A MAE LA ESISTONO decine di scuole materne ed elementari, alcune
medie e anche superiori: qui studiano, in una cinquantina di strutture
in tutto, quattordicimila bambini e giovani fino ai 17 anni. Per quanto
possa sembrare incredibile, ci sono famiglie karen che, dal Myanmar,
mandano i figli fino a qui anche per permettere loro di ottenere
un’istruzione, visto che per molti questa - con tutti i limiti
organizzativi del caso - rappresenta l’unica opportunità di andare a
scuola senza dover pagare.
«Resto a lezione dalle nove di mattina alle quattro del pomeriggio»,
racconta Ko Kyaw, giovanissima ospite di Mae La. «La scuola mi piace,
anche perché mi permette di combattere la noia e di non pensare troppo
alla mia situazione. Al campo non c’è molto da fare: chiacchiero con i
miei amici, aiuto la mamma con i lavori di casa, leggo e qualche volta
vedo i film che vengono proiettati in una sala qui vicino. Di sera però
studio sempre, per poter avere qualche opportunità, un giorno». Chissà
se le speranze di Ko Kyaw resisteranno alla prova dei fatti. I diplomi
ottenuti al centro d’accoglienza sono poco più che carta straccia.
«Vorremmo che le scuole fossero riconosciute dal governo thailandese, ma
finora non è stato possibile perché le lezioni sono in lingua karen
e in inglese, ecco perché intendiamo inserire l’uso del thai»,
spiega Saw Htun Htun. E se le opportunità di formazione professionale
esistono - attualmente la Ong olandese Zoa propone corsi in ben sette
campi: agricoltura, meccanica, cucina e pasticceria, cucito, artigianato
e computer - sono pochissimi i giovani che scelgono di frequentarli.
«Sanno che qui non potranno mettere in pratica quasi nulla di ciò che
imparano: la loro frustrazione è comprensibile. Se almeno l’Acnur
accettasse di riconoscere, come noi abbiamo chiesto, i percorsi
formativi, qualcosa potrebbe cambiare, almeno in prospettiva».

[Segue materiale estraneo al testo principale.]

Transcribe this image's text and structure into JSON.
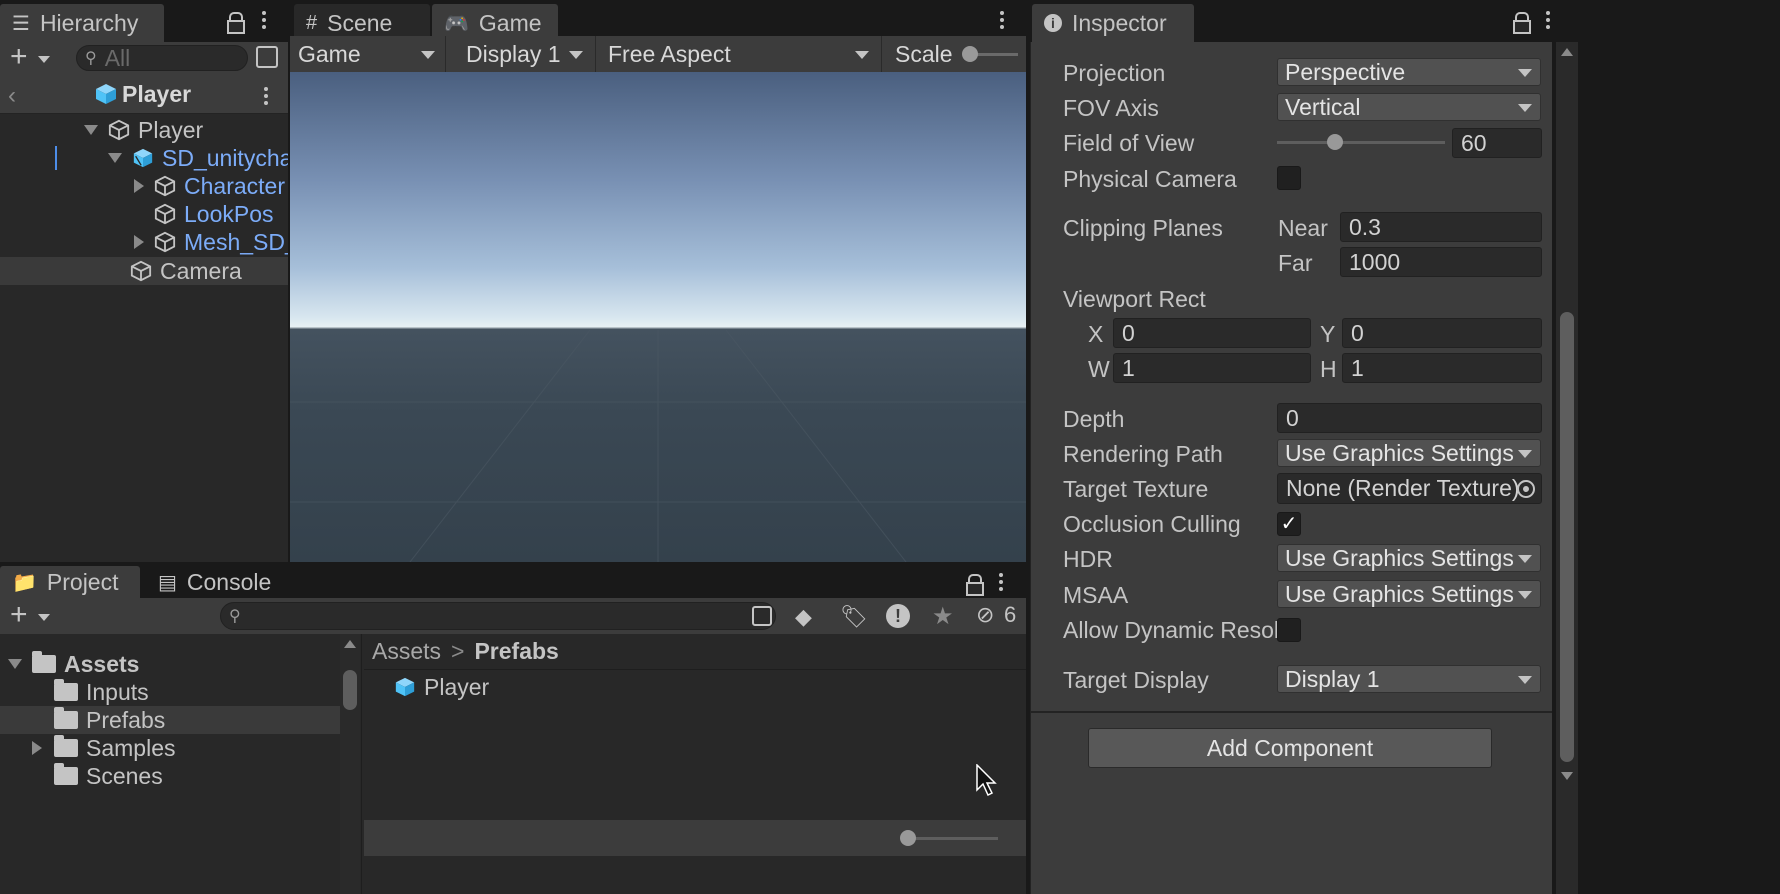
{
  "hierarchy": {
    "tab_label": "Hierarchy",
    "search_placeholder": "All",
    "prefab_header": "Player",
    "items": [
      {
        "label": "Player"
      },
      {
        "label": "SD_unitycha"
      },
      {
        "label": "Character"
      },
      {
        "label": "LookPos"
      },
      {
        "label": "Mesh_SD_"
      },
      {
        "label": "Camera"
      }
    ]
  },
  "game_view": {
    "tabs": [
      {
        "label": "Scene"
      },
      {
        "label": "Game"
      }
    ],
    "toolbar": {
      "mode": "Game",
      "display": "Display 1",
      "aspect": "Free Aspect",
      "scale_label": "Scale"
    }
  },
  "inspector": {
    "tab_label": "Inspector",
    "rows": {
      "projection": {
        "label": "Projection",
        "value": "Perspective"
      },
      "fov_axis": {
        "label": "FOV Axis",
        "value": "Vertical"
      },
      "field_of_view": {
        "label": "Field of View",
        "value": "60"
      },
      "physical_camera": {
        "label": "Physical Camera"
      },
      "clipping_planes": {
        "label": "Clipping Planes",
        "near_label": "Near",
        "near": "0.3",
        "far_label": "Far",
        "far": "1000"
      },
      "viewport_rect": {
        "label": "Viewport Rect",
        "x_label": "X",
        "x": "0",
        "y_label": "Y",
        "y": "0",
        "w_label": "W",
        "w": "1",
        "h_label": "H",
        "h": "1"
      },
      "depth": {
        "label": "Depth",
        "value": "0"
      },
      "rendering_path": {
        "label": "Rendering Path",
        "value": "Use Graphics Settings"
      },
      "target_texture": {
        "label": "Target Texture",
        "value": "None (Render Texture)"
      },
      "occlusion_culling": {
        "label": "Occlusion Culling",
        "check": "✓"
      },
      "hdr": {
        "label": "HDR",
        "value": "Use Graphics Settings"
      },
      "msaa": {
        "label": "MSAA",
        "value": "Use Graphics Settings"
      },
      "allow_dynamic": {
        "label": "Allow Dynamic Resol"
      },
      "target_display": {
        "label": "Target Display",
        "value": "Display 1"
      }
    },
    "add_component": "Add Component"
  },
  "project": {
    "tabs": [
      {
        "label": "Project"
      },
      {
        "label": "Console"
      }
    ],
    "hidden_count": "6",
    "tree": {
      "root": "Assets",
      "children": [
        {
          "label": "Inputs"
        },
        {
          "label": "Prefabs"
        },
        {
          "label": "Samples"
        },
        {
          "label": "Scenes"
        }
      ]
    },
    "breadcrumb": {
      "root": "Assets",
      "separator": ">",
      "current": "Prefabs"
    },
    "assets": [
      {
        "label": "Player"
      }
    ]
  },
  "colors": {
    "accent_blue": "#7cacf8",
    "prefab_cube": "#4fc3f7",
    "panel_bg": "#282828",
    "toolbar_bg": "#3c3c3c"
  }
}
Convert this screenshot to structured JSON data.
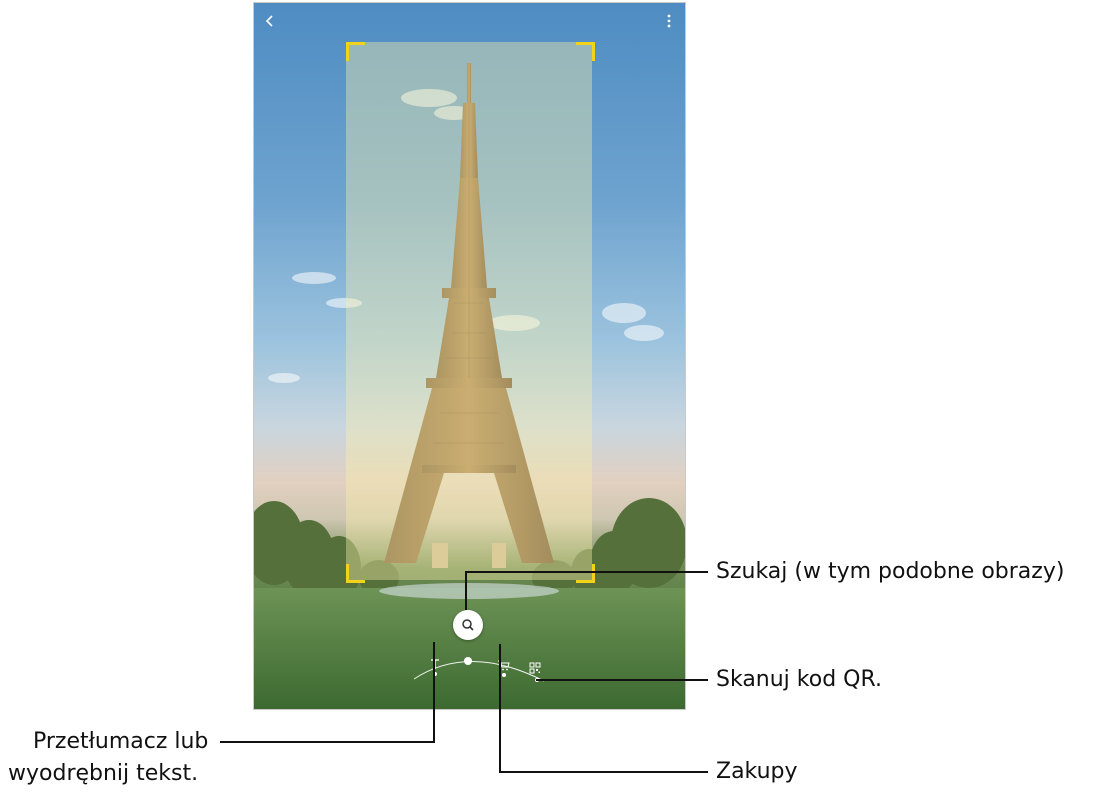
{
  "toolbar": {
    "back_icon": "chevron-left-icon",
    "more_icon": "more-vertical-icon"
  },
  "actions": {
    "search_icon": "search-icon",
    "translate_icon": "text-T-icon",
    "shopping_icon": "shopping-cart-icon",
    "qr_icon": "qr-code-icon"
  },
  "callouts": {
    "search": "Szukaj (w tym podobne obrazy)",
    "qr": "Skanuj kod QR.",
    "shopping": "Zakupy",
    "translate_line1": "Przetłumacz lub",
    "translate_line2": "wyodrębnij tekst."
  },
  "colors": {
    "frame_corners": "#f2d21b",
    "callout_line": "#111111",
    "icon": "#ffffff"
  }
}
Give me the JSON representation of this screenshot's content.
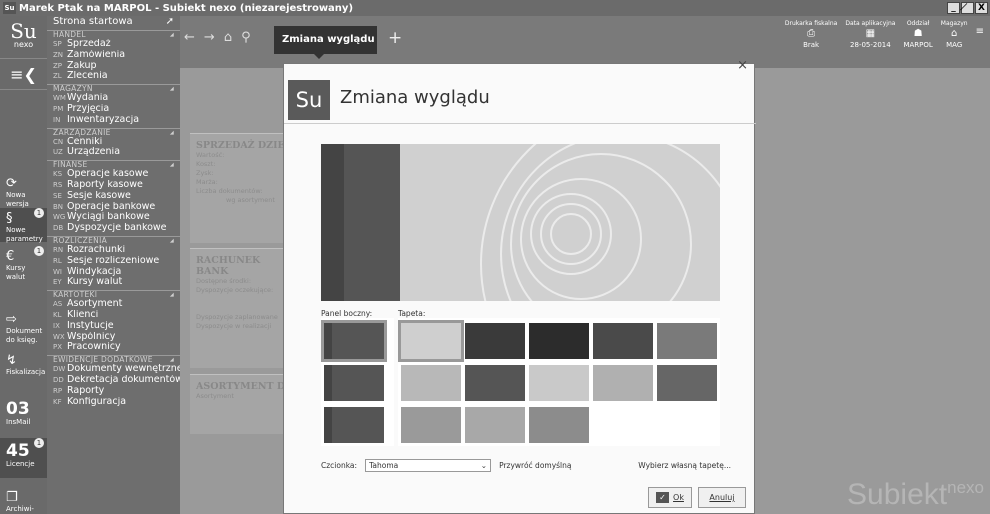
{
  "window": {
    "title": "Marek Ptak na MARPOL - Subiekt nexo (niezarejestrowany)",
    "app_icon": "Su",
    "controls": [
      "_",
      "̸",
      "X"
    ]
  },
  "logo": {
    "su": "Su",
    "nexo": "nexo"
  },
  "leftbar": [
    {
      "label1": "Nowa",
      "label2": "wersja",
      "icon": "⟳"
    },
    {
      "label1": "Nowe",
      "label2": "parametry",
      "icon": "§",
      "badge": "1"
    },
    {
      "label1": "Kursy",
      "label2": "walut",
      "icon": "€",
      "badge": "1"
    },
    {
      "label1": "Dokument",
      "label2": "do księg.",
      "icon": "⇨"
    },
    {
      "label1": "Fiskalizacja",
      "label2": "",
      "icon": "↯"
    },
    {
      "big": "03",
      "label1": "InsMail"
    },
    {
      "big": "45",
      "label1": "Licencje",
      "badge": "1"
    },
    {
      "label1": "Archiwi-",
      "icon": "❐"
    }
  ],
  "menu": {
    "start": "Strona startowa",
    "sections": [
      {
        "title": "HANDEL",
        "items": [
          [
            "SP",
            "Sprzedaż"
          ],
          [
            "ZN",
            "Zamówienia"
          ],
          [
            "ZP",
            "Zakup"
          ],
          [
            "ZL",
            "Zlecenia"
          ]
        ]
      },
      {
        "title": "MAGAZYN",
        "items": [
          [
            "WM",
            "Wydania"
          ],
          [
            "PM",
            "Przyjęcia"
          ],
          [
            "IN",
            "Inwentaryzacja"
          ]
        ]
      },
      {
        "title": "ZARZĄDZANIE",
        "items": [
          [
            "CN",
            "Cenniki"
          ],
          [
            "UZ",
            "Urządzenia"
          ]
        ]
      },
      {
        "title": "FINANSE",
        "items": [
          [
            "KS",
            "Operacje kasowe"
          ],
          [
            "RS",
            "Raporty kasowe"
          ],
          [
            "SE",
            "Sesje kasowe"
          ],
          [
            "BN",
            "Operacje bankowe"
          ],
          [
            "WG",
            "Wyciągi bankowe"
          ],
          [
            "DB",
            "Dyspozycje bankowe"
          ]
        ]
      },
      {
        "title": "ROZLICZENIA",
        "items": [
          [
            "RN",
            "Rozrachunki"
          ],
          [
            "RL",
            "Sesje rozliczeniowe"
          ],
          [
            "WI",
            "Windykacja"
          ],
          [
            "EY",
            "Kursy walut"
          ]
        ]
      },
      {
        "title": "KARTOTEKI",
        "items": [
          [
            "AS",
            "Asortyment"
          ],
          [
            "KL",
            "Klienci"
          ],
          [
            "IX",
            "Instytucje"
          ],
          [
            "WX",
            "Wspólnicy"
          ],
          [
            "PX",
            "Pracownicy"
          ]
        ]
      },
      {
        "title": "EWIDENCJE DODATKOWE",
        "items": [
          [
            "DW",
            "Dokumenty wewnętrzne"
          ],
          [
            "DD",
            "Dekretacja dokumentów"
          ],
          [
            "RP",
            "Raporty"
          ],
          [
            "KF",
            "Konfiguracja"
          ]
        ]
      }
    ]
  },
  "topnav": {
    "tab": "Zmiana wyglądu",
    "plus": "+",
    "info": [
      {
        "label": "Drukarka fiskalna",
        "value": "Brak",
        "icon": "⎙"
      },
      {
        "label": "Data aplikacyjna",
        "value": "28-05-2014",
        "icon": "▦"
      },
      {
        "label": "Oddział",
        "value": "MARPOL",
        "icon": "☗"
      },
      {
        "label": "Magazyn",
        "value": "MAG",
        "icon": "⌂"
      }
    ]
  },
  "widgets": [
    {
      "title": "SPRZEDAŻ DZIE",
      "lines": [
        "Wartość:",
        "Koszt:",
        "Zysk:",
        "Marża:",
        "Liczba dokumentów:",
        "wg asortyment"
      ]
    },
    {
      "title": "RACHUNEK BANK",
      "lines": [
        "Dostępne środki:",
        "Dyspozycje oczekujące:",
        "",
        "Dyspozycje zaplanowane",
        "Dyspozycje w realizacji"
      ]
    },
    {
      "title": "ASORTYMENT DO",
      "lines": [
        "Asortyment"
      ]
    }
  ],
  "watermark": {
    "main": "Subiekt",
    "sup": "nexo"
  },
  "dialog": {
    "close": "×",
    "logo": "Su",
    "title": "Zmiana wyglądu",
    "panel_label": "Panel boczny:",
    "wallpaper_label": "Tapeta:",
    "font_label": "Czcionka:",
    "font_value": "Tahoma",
    "restore": "Przywróć domyślną",
    "own_wallpaper": "Wybierz własną tapetę...",
    "ok": "Ok",
    "cancel": "Anuluj"
  }
}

La «prospettiva» di cui parla Htun Htun - e a cui qui dentro anelano
quasi tutti - è quella di lasciare Mae La per iniziare una vita vera. Ma
si tratta nella maggior parte dei casi di una chimera, che si allontana
sempre di più da quando il governo thailandese - preoccupato
dell’«invasione» dei karen provenienti dal vicino Myanmar in fiamme - ha
bloccato per queste persone il riconoscimento dello status di rifugiati.
Una situazione che aggiunge dramma al dramma: le ultime famiglie
arrivate, infatti, non possono essere registrate legalmente e si
trasformano automaticamente in ospiti fantasma. E - quel che è più grave
- non possono sperare di essere incluse nelle quote di immigrati karen
accettate annualmente dagli Stati Uniti grazie a un progetto di
accoglienza che va avanti da alcuni anni. L’ospitalità negli Usa
rappresenta per i rifugiati un’opportunità d’oro: circa la metà degli
abitanti di Mae La ha fatto richiesta di partire. Molte famiglie hanno
già qualche parente oltreoceano e puntano al ricongiungimento: sono
decine di migliaia le persone che negli ultimi tre anni hanno raggiunto
l’America, mentre altre sono state accolte dall’Au¬stralia.
Per molte altre migliaia ancora, però, le speranze di varcare la soglia
del campo e lasciare questo rifugio-prigione una volta per tutte sono
quasi inesistenti. Resistere alla mancanza di prospettive, alla
depressione, alla noia è difficile. In tanti trovano conforto nella
fede: cristiana o buddhista (in egual misura) e in rari casi islamica.
Al campo esistono chiese, templi e moschee: si tratta delle stesse
casette di legno con i tetti di foglie che da queste parti sono ovunque
e distinguere dall’esterno i luoghi di culto delle diverse religioni è
arduo. Ma l’essenziale, per chi vive qui, è avere un posto in cui
pregare «Colui che è il rifugio per chi non ha casa». L’aiuto, poi,
arriva anche attraverso gli uomini, come i volontari della Coerr, la
Commissione cattolica per gli interventi d’emergenza e i rifugiati,
emanazione della Chiesa thailandese. Fra i progetti dell’organizzazione,
che si occupa di igiene, istruzione, agricoltura ma anche
riconciliazione interetnica, figura l’assistenza a oltre duemila orfani
sparsi nei nove centri di accoglienza della zona.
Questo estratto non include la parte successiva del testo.